Monday, Dec. 12, 1960
Unemployed Savior
Another man who feels the heavy weight of a continent on his shoulders is Gamal Abdel Nasser, who in 1954 wrote from faraway Cairo, "The Dark Continent is now the scene of a strange and excited turbulence . . . We shall not stand idly by . . ." With his own words ringing in his ears, Nasser sent cultural missions to all the new black nations and appointed vigorous Ambassador Murad Ghaleb as Cairo's man on the board of the Congo's informal Diplomatic Society for the Preservation of Patrice Lumumba.
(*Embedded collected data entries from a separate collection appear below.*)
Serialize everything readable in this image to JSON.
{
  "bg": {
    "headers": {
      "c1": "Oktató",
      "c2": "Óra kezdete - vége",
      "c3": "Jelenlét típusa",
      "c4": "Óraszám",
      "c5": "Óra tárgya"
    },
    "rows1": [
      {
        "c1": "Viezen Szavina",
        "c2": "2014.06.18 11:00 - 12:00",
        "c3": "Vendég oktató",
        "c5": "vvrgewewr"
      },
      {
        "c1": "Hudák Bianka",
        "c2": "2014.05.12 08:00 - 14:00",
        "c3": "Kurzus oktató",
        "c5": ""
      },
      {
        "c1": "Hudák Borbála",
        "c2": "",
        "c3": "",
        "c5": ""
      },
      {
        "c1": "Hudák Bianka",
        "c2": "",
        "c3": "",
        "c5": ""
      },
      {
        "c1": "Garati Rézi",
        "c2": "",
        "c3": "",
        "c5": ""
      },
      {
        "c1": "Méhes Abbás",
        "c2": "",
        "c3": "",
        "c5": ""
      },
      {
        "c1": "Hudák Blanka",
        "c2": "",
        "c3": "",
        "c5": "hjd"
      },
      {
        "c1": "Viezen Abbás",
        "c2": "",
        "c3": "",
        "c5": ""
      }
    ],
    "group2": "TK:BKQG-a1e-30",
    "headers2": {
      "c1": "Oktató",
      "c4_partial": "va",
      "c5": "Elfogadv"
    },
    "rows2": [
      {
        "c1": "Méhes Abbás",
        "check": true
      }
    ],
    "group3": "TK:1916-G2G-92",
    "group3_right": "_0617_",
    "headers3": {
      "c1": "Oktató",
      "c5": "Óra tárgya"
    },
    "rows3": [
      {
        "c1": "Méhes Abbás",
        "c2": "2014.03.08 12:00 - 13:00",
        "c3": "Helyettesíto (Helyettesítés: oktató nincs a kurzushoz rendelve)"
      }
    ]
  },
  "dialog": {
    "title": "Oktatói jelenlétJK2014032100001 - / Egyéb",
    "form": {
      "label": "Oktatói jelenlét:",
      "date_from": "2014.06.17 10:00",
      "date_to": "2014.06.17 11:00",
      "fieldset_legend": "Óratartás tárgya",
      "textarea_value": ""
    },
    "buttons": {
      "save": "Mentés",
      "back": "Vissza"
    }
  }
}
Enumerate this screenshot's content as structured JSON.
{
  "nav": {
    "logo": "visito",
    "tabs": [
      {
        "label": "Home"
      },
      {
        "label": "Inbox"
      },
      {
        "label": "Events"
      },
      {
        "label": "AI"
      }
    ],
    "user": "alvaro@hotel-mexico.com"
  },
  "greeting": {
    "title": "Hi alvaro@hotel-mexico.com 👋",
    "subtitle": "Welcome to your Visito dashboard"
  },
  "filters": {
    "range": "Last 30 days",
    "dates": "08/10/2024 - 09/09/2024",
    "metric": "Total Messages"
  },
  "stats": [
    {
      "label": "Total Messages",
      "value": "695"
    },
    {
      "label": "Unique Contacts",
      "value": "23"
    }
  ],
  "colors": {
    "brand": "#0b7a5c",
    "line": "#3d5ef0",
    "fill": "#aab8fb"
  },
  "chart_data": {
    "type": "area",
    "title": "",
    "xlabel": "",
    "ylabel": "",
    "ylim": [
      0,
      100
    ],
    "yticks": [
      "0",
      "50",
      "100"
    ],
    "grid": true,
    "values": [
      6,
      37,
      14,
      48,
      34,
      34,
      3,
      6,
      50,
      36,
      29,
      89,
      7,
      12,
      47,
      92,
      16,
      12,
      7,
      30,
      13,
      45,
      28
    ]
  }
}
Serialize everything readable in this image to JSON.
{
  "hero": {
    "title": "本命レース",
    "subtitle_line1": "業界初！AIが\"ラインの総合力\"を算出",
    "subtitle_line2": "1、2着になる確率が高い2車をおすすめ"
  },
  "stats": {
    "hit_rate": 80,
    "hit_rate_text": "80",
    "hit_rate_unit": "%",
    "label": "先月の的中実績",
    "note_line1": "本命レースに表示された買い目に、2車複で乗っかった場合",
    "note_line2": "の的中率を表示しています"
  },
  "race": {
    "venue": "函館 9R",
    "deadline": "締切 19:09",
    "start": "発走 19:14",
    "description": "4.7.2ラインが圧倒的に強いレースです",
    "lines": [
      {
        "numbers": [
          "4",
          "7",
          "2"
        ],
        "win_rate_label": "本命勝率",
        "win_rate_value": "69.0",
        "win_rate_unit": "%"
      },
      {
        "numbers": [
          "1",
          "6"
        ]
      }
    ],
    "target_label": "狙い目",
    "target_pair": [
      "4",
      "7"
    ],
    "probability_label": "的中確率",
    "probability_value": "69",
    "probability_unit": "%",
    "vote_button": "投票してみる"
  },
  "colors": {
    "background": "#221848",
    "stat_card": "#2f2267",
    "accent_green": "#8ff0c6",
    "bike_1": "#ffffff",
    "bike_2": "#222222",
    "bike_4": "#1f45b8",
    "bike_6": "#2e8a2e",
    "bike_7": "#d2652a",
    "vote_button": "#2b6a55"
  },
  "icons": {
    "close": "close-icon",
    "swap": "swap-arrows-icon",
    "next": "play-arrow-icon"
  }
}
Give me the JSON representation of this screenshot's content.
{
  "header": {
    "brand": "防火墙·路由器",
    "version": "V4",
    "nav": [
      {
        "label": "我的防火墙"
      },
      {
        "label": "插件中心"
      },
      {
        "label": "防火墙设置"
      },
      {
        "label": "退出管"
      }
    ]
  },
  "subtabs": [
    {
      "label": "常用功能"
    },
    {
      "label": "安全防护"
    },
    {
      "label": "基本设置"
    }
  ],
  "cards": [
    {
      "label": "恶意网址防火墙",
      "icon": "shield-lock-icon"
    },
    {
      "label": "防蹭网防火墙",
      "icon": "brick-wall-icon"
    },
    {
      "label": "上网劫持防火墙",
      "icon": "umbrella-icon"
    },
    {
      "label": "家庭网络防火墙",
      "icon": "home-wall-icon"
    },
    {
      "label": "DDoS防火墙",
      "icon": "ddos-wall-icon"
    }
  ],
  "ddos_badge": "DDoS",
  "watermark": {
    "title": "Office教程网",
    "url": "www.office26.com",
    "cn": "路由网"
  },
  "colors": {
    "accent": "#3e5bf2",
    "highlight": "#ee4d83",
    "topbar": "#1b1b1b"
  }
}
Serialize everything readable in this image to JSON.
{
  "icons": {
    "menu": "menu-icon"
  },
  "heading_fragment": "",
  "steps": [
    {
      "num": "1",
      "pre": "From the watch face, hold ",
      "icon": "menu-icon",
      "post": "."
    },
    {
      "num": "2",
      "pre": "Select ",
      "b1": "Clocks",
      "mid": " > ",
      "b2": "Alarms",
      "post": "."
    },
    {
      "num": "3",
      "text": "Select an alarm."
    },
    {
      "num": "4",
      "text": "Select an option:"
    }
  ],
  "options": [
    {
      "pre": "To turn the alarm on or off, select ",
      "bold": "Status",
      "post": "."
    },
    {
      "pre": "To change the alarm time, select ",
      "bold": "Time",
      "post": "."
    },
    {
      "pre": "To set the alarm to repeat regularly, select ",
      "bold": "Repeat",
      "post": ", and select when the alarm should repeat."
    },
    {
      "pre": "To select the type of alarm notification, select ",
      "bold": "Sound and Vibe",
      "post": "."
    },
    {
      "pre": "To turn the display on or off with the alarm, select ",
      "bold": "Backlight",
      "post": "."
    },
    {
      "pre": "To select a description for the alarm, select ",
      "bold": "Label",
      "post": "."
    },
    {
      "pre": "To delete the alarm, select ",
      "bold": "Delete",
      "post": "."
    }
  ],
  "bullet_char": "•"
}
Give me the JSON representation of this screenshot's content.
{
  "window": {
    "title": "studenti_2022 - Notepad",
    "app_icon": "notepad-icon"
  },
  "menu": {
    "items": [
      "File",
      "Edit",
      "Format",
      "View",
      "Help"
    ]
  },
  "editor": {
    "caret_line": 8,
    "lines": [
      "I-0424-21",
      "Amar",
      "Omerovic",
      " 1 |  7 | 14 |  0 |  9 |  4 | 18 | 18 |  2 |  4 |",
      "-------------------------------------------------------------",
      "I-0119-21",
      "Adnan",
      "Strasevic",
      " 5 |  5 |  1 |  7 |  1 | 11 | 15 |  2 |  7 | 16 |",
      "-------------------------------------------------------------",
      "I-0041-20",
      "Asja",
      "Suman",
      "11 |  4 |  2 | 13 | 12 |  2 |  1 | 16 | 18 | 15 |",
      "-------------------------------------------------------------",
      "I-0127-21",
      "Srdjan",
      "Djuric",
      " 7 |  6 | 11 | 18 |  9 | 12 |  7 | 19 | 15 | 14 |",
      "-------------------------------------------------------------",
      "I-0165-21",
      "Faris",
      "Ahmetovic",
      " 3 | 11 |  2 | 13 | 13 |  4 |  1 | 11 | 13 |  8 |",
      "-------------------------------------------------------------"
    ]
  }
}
But last week, soon after Kwame Nkrumah's Ghanaian charge d'affaires was thrown out on his ear for overzealous tinkering in local affairs, the Congo's President Kasavubu bluntly invited Nasser to withdraw the U.A.R.'s plotting Ghaleb and staff as well. Astonished at this ingratitude, Nasser turned to an old Cairo weapon of reprisal: nationalization. Since the Congo itself owns nothing in Egypt he could nationalize, he grabbed all the big Belgian companies in town (seven major firms, including the Belgian-controlled Shepheard's Hotel) on the theory that the Belgians must be whispering in Congolese ears.